Bisnis.com, JAKARTA - Badan Narkotika Nasional (BNN) mengungkapkan nilai bisnis ilegal narkotika di Indonesia mencapai Rp48 triliun dan merupakan yang terbesar di Asean.
Kepala BNN Anang Iskandar mengatakan masalah narkotika harus ditangani secara serius, termasuk dengan menjalin kerjasama di tingkat regional dengan negara-negara Asia Tenggara.
"Kerugian dari seluruh Asean kurang lebih Rp100 triliun dan separuh dari itu, sekitar Rp48 triliun adalah kerugian di Indonesia akibat bisnis narkoba," kata Anang di sela 3rd Asean Ministerial Meeting on Drug Matters, Rabu (3/12/2014).
Besarnya nilai bisnis ilegal narkoba di Indonesia tak terlepas dari tingginya prevalensi pengguna narkotika di Indonesia. Anang menuturkan jumlah pengguna narkotika di Indonesia yang diperkirakan mencapai 4,2 juta orang merupakan yang terbesar di Asean.
"Oleh karena itu Indonesia berkepentingan untuk menyelesaikan masalah narkotika. Karena kerugian yang terbanyak adalah Indonesia," katanya.
Anang mengakui perlu strategi yang seimbang dalam memerangi narkotika, baik dari sisi permintaan maupun dari sisi suplai.

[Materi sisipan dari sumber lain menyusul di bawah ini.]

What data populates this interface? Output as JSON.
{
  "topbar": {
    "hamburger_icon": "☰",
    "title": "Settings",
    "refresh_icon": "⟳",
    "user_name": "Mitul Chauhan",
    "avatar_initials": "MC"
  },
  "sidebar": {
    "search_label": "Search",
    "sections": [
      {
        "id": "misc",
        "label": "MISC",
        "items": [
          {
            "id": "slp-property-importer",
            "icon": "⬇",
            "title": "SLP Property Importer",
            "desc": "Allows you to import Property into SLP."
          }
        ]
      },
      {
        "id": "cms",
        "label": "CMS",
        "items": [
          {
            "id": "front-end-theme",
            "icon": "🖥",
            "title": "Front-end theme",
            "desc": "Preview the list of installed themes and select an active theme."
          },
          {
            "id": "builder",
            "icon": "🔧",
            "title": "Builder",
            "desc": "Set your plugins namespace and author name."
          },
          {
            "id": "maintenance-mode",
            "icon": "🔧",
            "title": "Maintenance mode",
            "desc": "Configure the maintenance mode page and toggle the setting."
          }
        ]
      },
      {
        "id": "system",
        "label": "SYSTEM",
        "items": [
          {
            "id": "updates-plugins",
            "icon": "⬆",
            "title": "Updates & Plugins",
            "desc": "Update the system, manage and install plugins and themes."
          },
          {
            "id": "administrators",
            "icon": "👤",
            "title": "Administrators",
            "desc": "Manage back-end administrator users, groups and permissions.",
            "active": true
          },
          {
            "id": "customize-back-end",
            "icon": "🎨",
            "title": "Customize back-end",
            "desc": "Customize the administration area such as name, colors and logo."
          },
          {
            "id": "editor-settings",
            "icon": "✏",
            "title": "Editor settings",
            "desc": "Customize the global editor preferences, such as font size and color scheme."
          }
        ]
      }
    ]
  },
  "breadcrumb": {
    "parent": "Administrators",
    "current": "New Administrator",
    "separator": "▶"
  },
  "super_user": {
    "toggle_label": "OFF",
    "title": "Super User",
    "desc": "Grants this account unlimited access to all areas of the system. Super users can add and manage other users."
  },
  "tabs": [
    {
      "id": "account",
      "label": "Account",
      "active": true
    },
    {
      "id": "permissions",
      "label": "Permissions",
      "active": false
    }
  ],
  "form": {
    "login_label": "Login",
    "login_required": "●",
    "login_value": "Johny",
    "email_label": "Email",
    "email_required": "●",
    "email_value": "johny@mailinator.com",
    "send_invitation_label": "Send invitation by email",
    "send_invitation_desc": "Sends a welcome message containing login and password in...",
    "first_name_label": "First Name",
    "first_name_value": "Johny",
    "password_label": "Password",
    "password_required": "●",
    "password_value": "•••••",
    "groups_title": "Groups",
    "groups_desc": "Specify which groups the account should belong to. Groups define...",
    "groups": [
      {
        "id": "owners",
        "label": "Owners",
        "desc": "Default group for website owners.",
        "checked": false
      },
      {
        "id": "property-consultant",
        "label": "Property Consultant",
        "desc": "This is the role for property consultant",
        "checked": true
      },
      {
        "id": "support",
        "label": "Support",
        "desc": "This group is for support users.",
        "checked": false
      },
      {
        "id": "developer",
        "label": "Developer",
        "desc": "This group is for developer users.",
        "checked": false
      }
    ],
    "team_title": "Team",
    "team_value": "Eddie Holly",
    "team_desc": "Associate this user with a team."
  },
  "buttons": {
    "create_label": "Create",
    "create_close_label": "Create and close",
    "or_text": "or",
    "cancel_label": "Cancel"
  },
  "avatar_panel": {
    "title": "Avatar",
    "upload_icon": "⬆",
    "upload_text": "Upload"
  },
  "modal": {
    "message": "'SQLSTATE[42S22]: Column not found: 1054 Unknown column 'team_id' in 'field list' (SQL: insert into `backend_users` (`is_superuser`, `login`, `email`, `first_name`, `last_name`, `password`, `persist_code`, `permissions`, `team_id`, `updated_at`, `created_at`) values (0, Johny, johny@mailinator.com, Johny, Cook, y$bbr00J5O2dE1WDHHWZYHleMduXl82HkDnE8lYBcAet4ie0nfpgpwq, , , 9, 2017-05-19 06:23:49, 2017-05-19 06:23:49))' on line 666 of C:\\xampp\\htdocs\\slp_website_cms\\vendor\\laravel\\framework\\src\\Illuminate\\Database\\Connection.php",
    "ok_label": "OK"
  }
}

Faktor demand dinilai kurang disentuh sehingga prevalensinya terbilang tinggi.
"Selama ini, kita di Asean lebih menekankan upaya menahan suplai. Padahal faktor penting adalah mengenai demand. Inilah yang kita minta Asean bersama-sama menekan, sehingga suplai jadi kedodoran," tutur Anang.
Dalam konteks kerjasama negara-negara Asia Tenggara, Asean memiliki target untuk mewujudkan kawasan bebas narkotika pada 2015. Untuk mewujudkan target tersebut, 11 negara Asean menjalin berbagai kerjasama regional dan bilateral.
Bentuk kerjasama tersebut, papar Anang, berupa pertukaran informasi dan melakukan interdiksi. Interdiksi adalah operasi untuk memutus jaringan sindikat narkoba nasional maupun internasional dengan cara mengejar atau menghentikan orang, kapal laut, pesawat terbang atau kendaraan yang diduga membawa narkotika atau prekursor narkotika.
"Misalnya, tentang interdiksi pelabuhan-pelabuhan dan tukar menukar informasi negara-negara di Asean agar kita bisa menangkap atau menangkal sebelum masuk ke Indonesia atau di tengah laut bisa kita lakukan penangkapan," katanya.
Anang menambahkan Malaysia merupakan negara yang paling diantisipasi di Asean. Pasalnya, secara empiris kasus penyelundupan narkotika ke Indonesia paling banyak masuk dari perbatasan dengan Malaysia.
"Secara empiris memang kita dapat data pengedar narkotika dari perbatasan-perbatasan yang paling sering kita tangkap asalnya dari Malaysia," pungkasnya.